T.: Tja, und nicht zuletzt äußert sich Stoker auch zur Gewaltfrage. Einmal durch die unumgängliche Anwendung von Waffen ohne Zögern. Aufgrund der Notwendigkeit ist jeder der Helden bereit, mit äußerster Konsequenz vorzugehen und sein Leben einzusetzen. Auch gegen die geltenden Landesgesetze, welche die Vernichtung von Blutsaugern ja nicht vorsehen.

H.-J.: Antragsformulare zur Durchführung einer Revolution wird's wohl auch nicht geben.

T.: Nur noch ein paar wesentliche Details: Auch der Internationalismus und die Globalisierung sind im Roman verankert: Die Helden stammen aus England, den USA und den Niederlanden. Auch der Blutsauger agiert international. Und letztlich beeindruckt der geraffte zeitliche Ablauf: Sobald die Helden irgendetwas Nützliches erfahren, handeln sie planmäßig, koordiniert und ohne jede Verzögerung. Dazu gehört auch, Dracula an der Ausführung seiner Absichten zu hindern, aber das primäre Ziel ihres Handelns ist zu jedem Zeitpunkt seine Vernichtung.

H.-J.: Tja, Unterschriftensammlungen, Bittschriften, Gedenkveranstaltungen und Demonstrationen sind eben wie Kruzifixe, geweihte Hostien und Knoblauch gegen Blutsauger wenig wirksam und lassen ihnen nur die Zeit, ihre Macht zu festigen und sich auf Angriffe vorzubereiten.
Das klingt wirklich nach einem interessanten Buch. Die Vielzahl richtiger Details spricht wohl eher gegen einen Zufall. Wann entstand das Buch denn?

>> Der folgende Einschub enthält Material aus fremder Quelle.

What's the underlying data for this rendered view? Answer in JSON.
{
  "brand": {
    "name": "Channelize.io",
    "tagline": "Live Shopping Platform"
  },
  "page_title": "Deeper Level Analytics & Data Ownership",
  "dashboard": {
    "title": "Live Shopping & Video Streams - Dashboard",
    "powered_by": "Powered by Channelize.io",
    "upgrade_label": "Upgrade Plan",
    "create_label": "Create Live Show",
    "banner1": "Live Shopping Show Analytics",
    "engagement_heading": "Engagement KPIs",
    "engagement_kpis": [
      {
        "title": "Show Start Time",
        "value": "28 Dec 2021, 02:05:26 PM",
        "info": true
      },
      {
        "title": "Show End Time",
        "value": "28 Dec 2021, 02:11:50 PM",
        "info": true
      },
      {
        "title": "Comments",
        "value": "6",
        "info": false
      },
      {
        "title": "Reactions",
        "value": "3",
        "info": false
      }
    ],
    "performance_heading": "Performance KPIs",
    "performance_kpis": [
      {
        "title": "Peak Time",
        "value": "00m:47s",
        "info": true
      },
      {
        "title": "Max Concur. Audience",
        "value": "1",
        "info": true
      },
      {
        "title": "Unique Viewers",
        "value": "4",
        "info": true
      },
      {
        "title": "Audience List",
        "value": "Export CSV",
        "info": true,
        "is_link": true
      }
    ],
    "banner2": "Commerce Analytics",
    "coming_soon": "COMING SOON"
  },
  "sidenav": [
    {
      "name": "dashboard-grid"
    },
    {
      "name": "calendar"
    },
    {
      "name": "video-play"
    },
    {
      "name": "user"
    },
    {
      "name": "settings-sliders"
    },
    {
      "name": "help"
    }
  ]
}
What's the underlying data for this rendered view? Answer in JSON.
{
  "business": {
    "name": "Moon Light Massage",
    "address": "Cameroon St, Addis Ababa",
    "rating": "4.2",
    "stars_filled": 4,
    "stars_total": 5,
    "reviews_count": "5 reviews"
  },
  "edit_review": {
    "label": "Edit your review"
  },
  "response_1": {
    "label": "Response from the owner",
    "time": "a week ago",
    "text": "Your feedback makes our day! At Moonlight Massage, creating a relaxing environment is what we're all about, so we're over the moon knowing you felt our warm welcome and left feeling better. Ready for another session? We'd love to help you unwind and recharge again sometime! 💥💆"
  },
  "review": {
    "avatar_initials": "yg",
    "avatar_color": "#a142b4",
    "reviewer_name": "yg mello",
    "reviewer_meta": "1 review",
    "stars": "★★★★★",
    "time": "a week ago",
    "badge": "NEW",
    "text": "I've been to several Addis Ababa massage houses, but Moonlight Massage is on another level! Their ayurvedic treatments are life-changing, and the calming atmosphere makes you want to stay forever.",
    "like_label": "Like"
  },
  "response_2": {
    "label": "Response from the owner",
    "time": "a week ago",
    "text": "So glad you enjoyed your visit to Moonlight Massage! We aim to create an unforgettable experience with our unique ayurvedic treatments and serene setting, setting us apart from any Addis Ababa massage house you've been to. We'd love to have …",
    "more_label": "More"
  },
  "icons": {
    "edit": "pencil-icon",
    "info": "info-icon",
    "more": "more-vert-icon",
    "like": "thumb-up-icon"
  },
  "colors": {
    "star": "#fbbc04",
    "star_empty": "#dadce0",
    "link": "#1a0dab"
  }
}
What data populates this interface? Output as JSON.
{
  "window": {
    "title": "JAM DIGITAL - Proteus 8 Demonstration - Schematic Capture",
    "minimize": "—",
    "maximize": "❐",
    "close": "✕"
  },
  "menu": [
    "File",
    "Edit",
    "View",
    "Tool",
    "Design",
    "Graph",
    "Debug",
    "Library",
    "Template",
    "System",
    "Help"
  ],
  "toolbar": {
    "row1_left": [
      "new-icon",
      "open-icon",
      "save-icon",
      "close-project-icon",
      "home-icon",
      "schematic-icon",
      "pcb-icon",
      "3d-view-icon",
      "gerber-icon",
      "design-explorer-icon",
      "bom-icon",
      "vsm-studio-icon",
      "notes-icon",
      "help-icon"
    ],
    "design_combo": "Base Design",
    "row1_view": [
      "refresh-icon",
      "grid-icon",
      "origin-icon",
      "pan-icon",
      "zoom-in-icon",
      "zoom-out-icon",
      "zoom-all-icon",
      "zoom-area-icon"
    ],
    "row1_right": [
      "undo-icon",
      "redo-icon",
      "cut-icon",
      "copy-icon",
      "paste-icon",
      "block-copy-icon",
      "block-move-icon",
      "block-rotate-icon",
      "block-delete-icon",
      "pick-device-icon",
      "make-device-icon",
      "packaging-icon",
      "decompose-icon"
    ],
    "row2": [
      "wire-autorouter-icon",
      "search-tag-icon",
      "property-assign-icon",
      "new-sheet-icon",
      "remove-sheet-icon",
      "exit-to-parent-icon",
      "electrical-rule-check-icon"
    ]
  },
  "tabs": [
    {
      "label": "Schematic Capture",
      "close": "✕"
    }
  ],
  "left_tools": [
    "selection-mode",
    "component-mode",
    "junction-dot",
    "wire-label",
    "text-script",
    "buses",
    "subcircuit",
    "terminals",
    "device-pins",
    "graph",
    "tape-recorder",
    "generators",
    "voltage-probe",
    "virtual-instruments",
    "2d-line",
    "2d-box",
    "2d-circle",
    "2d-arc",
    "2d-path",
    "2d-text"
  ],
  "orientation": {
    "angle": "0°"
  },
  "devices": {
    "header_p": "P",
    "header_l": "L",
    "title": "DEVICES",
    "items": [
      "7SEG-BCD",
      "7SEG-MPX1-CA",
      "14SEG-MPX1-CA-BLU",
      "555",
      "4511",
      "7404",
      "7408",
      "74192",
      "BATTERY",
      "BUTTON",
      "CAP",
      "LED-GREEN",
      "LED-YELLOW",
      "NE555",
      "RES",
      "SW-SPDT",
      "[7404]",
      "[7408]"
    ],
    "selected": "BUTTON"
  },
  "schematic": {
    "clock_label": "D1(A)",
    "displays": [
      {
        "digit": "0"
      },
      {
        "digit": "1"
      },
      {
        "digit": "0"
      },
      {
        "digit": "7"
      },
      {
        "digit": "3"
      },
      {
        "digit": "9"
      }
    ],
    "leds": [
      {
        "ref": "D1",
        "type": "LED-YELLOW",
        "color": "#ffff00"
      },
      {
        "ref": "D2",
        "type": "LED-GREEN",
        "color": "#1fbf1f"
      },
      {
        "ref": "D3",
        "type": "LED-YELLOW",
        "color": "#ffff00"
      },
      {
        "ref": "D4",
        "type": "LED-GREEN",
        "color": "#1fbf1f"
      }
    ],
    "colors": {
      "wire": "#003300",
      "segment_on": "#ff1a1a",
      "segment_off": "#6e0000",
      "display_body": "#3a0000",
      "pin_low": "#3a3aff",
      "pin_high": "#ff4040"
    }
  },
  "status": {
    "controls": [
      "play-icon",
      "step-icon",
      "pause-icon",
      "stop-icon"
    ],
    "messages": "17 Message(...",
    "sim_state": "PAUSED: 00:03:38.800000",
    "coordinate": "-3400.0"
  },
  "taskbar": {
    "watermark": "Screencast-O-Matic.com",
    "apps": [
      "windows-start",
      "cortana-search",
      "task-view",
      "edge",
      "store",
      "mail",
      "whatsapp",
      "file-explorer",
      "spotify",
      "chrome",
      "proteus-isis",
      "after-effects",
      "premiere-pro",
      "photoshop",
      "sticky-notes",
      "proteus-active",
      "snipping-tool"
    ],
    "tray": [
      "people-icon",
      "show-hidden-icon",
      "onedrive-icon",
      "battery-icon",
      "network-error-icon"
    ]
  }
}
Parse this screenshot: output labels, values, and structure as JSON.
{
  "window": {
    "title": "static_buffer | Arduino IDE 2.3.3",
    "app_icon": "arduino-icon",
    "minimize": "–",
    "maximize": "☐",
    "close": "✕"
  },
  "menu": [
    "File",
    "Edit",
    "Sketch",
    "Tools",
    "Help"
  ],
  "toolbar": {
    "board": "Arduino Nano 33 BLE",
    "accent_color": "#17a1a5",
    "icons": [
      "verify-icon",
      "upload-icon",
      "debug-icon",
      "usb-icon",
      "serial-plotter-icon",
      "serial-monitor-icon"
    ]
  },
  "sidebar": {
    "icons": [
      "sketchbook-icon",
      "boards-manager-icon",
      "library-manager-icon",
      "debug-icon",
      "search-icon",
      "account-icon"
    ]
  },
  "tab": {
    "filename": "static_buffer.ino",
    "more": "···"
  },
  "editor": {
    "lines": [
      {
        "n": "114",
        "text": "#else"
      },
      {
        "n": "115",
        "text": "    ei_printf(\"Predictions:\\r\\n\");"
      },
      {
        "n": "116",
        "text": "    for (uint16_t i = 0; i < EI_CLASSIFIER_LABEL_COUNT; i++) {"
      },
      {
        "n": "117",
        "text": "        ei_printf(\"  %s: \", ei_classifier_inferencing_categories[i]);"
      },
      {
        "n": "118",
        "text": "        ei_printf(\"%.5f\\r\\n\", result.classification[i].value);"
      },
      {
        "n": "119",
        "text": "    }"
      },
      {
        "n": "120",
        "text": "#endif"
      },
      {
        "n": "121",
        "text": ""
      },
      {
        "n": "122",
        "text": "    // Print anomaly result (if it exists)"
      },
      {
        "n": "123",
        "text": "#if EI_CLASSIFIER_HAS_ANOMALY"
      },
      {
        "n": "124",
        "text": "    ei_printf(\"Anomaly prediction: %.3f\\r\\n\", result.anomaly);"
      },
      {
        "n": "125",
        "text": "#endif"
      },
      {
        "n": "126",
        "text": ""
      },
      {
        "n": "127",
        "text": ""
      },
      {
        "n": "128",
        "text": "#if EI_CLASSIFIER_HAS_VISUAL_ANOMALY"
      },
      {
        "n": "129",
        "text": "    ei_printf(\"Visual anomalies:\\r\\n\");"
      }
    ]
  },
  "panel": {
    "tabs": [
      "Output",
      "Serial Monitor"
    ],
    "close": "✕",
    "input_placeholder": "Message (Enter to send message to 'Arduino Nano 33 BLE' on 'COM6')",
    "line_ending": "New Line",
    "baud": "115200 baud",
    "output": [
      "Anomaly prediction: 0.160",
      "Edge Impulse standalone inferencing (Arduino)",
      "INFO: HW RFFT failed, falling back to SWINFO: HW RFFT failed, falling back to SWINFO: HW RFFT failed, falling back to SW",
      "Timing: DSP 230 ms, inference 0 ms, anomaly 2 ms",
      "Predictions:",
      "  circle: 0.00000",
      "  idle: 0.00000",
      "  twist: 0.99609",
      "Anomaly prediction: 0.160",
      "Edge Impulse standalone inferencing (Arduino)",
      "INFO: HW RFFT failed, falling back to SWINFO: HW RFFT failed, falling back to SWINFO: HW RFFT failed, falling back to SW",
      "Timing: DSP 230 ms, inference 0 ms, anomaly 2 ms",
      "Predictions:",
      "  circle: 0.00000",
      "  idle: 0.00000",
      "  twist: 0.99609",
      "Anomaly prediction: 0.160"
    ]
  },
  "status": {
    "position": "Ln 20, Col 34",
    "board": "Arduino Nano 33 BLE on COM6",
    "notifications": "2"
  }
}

T.: 1897. Abraham Stoker lebte von 1847 bis 1912, also in einer Zeit, als wohl Keiner um die Wahrnehmung der Verbrechen in der kapitalistischen Gesellschaft herumkam. So fällt auch die Pariser Kommune z.B. in Stokers junges Erwachsenenalter. So unwahrscheinlich ist also nicht, daß gesellschaftskritische Überlegungen in den Roman einflossen, auch wenn mir nicht bekannt ist, daß Stoker sich je aktiv an Kämpfen oder theoretischen Auseinandersetzungen beteiligte.

H.-J.: Wie auch immer, aber ich sehe nicht, wie uns so ein Buch weiterhelfen soll. Da gibt's doch Bücher, welche die gleichen Wahrheiten im Klartext enthalten.

T.: Natürlich. Aber auch hierzu steht etwas in dem Buch. Neben den erwähnten Details enthält es auch ein paar gute philosophische und psychologische Erkenntnisse. Zum Beispiel sinngemäß, daß das Unterbewußtsein an zunächst falsch eingeordneten Informationen weiterarbeitet und daraufhin auch später noch Erkenntnisse oder einen Beitrag dazu liefert. Gerade Du arbeitest ja auch mit allen möglichen sprachlichen, visuellen und musikalischen Mitteln, um Andere zu Erkenntnissen zu bringen. Warum nicht mit Vampirgeschichten? Besser gesagt mit DER Vampirgeschichte der Weltliteratur. Der übliche andere Horrorschund wird davon kein Stück besser. Und der wird ja auch gezielt eingesetzt, um Bewußtsein und Unterbewußtsein abzulenken, zu verwirren und irrezuführen.

H.-J.: Ja, die Vielfalt und Qualität unserer Informationen kann gar nicht groß genug sein.